From the diagram, Let as consider that at point R, the body with mass $m$ experiences equilibrium condition when it is under equal gravitational force of both the surfaces. Attractive force of smaller star is given by $\dfrac{{GMm}}{{{r_1}^2}}$and that of the bigger star is given by $\dfrac{{16GMm}}{{{r_2}^2}}$
Now, at point R,
$\dfrac{{GMm}}{{{r_1}^2}} = \dfrac{{16GMm}}{{{r_2}^2}} \\\ \Rightarrow \left( {\dfrac{{{r_2}^2}}{{{r_1}^2}}} \right) = 16 \\\ \Rightarrow {r_2} = 4{r_1} \\\$
The total distance between the stars is given as $10a$
$\Rightarrow {r_1} + {r_2} = 10a \\\ \Rightarrow {r_1} + 4{r_1} = 10a \\\ \Rightarrow 5{r_1} = 10a \\\ \Rightarrow {r_1} = 2a \\\ \Rightarrow {r_2} = 8a \\\$
Now we will use the energy conservation between the surface of the bigger star and point R.

$$\Rightarrow K.E{._{surface}} + P.E{._{surface}} = K.E{._R} + P.E{._R} \\\ \Rightarrow \dfrac{1}{2}m{\left( {{v_{\min }}} \right)^2} + \left[ { - \dfrac{{16GMm}}{{2a}} - \dfrac{{GMm}}{{\left( {10a - 2a} \right)}}} \right] = 0 + \left( { - \dfrac{{16GMm}}{{{r_2}}} - \dfrac{{GMm}}{{{r_2}}}} \right) \\\$$

(Here, ${v_{\min }}$ is the minimum initial speed of the body to reach the surface of the smaller star. Also, there is no kinetic energy at point R.

$$\Rightarrow \dfrac{1}{2}m{\left( {{v_{\min }}} \right)^2} = \dfrac{{16GMm}}{{2a}} + \dfrac{{GMm}}{{8a}} - \dfrac{{16GMm}}{{8a}} - \dfrac{{GMm}}{{2a}} \\\ \Rightarrow \dfrac{1}{2}m{\left( {{v_{\min }}} \right)^2} = \dfrac{{GMm}}{{2a}}\left( {16 + \dfrac{1}{4} - 4 - 1} \right) \\\ \Rightarrow \dfrac{1}{2}m{\left( {{v_{\min }}} \right)^2} = \dfrac{{45GMm}}{{8a}} \\\ \Rightarrow {v_{\min }} = \sqrt {\dfrac{{45GM}}{{4a}}} \\\ \therefore {v_{\min }} = \dfrac{{3\sqrt 5 }}{2}\sqrt {\dfrac{{GM}}{a}} \\\$$

Thus, minimum initial speed of the body to reach the surface of the smaller star is $\dfrac{{3\sqrt 5 }}{2}\sqrt {\dfrac{{GM}}{a}}$.

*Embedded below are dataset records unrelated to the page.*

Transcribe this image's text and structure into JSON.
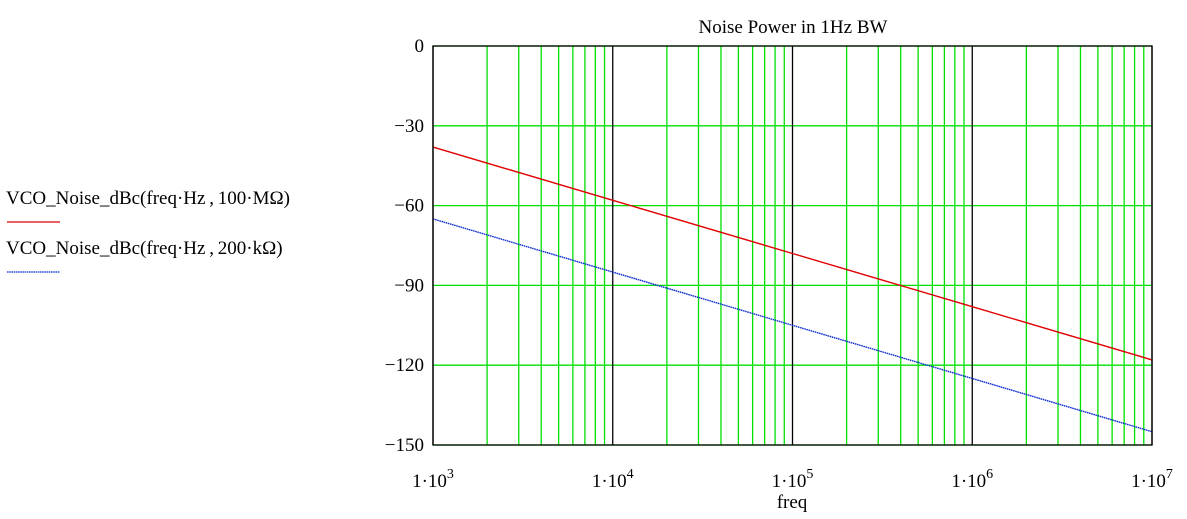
{
  "chart_data": {
    "type": "line",
    "title": "Noise Power in 1Hz BW",
    "xlabel": "freq",
    "ylabel": "",
    "x_scale": "log",
    "xlim": [
      1000,
      10000000
    ],
    "ylim": [
      -150,
      0
    ],
    "y_ticks": [
      "0",
      "−30",
      "−60",
      "−90",
      "−120",
      "−150"
    ],
    "y_tick_values": [
      0,
      -30,
      -60,
      -90,
      -120,
      -150
    ],
    "x_ticks": [
      {
        "base": "1·10",
        "exp": "3",
        "value": 1000
      },
      {
        "base": "1·10",
        "exp": "4",
        "value": 10000
      },
      {
        "base": "1·10",
        "exp": "5",
        "value": 100000
      },
      {
        "base": "1·10",
        "exp": "6",
        "value": 1000000
      },
      {
        "base": "1·10",
        "exp": "7",
        "value": 10000000
      }
    ],
    "grid": true,
    "grid_color": "#00e000",
    "decade_line_color": "#000000",
    "series": [
      {
        "name": "VCO_Noise_dBc(freq·Hz , 100·MΩ)",
        "color": "#e00000",
        "style": "solid",
        "points": [
          [
            1000,
            -38
          ],
          [
            10000,
            -58
          ],
          [
            100000,
            -78
          ],
          [
            1000000,
            -98
          ],
          [
            10000000,
            -118
          ]
        ]
      },
      {
        "name": "VCO_Noise_dBc(freq·Hz , 200·kΩ)",
        "color": "#1030d0",
        "style": "dotted",
        "points": [
          [
            1000,
            -65
          ],
          [
            10000,
            -85
          ],
          [
            100000,
            -105
          ],
          [
            1000000,
            -125
          ],
          [
            10000000,
            -145
          ]
        ]
      }
    ]
  }
}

Note: Here, we have determined the minimum initial speed of the body to reach the surface of the smaller star when it is minimum initial speed of the body to reach the surface of the smaller star. From the obtained answer, it is clearly seen that this minimum velocity is dependent on the Gravitational constant $G$, mass of the smaller star $M$ and radius of the smaller star $a$. Also it is independent of the mass of the body $m$.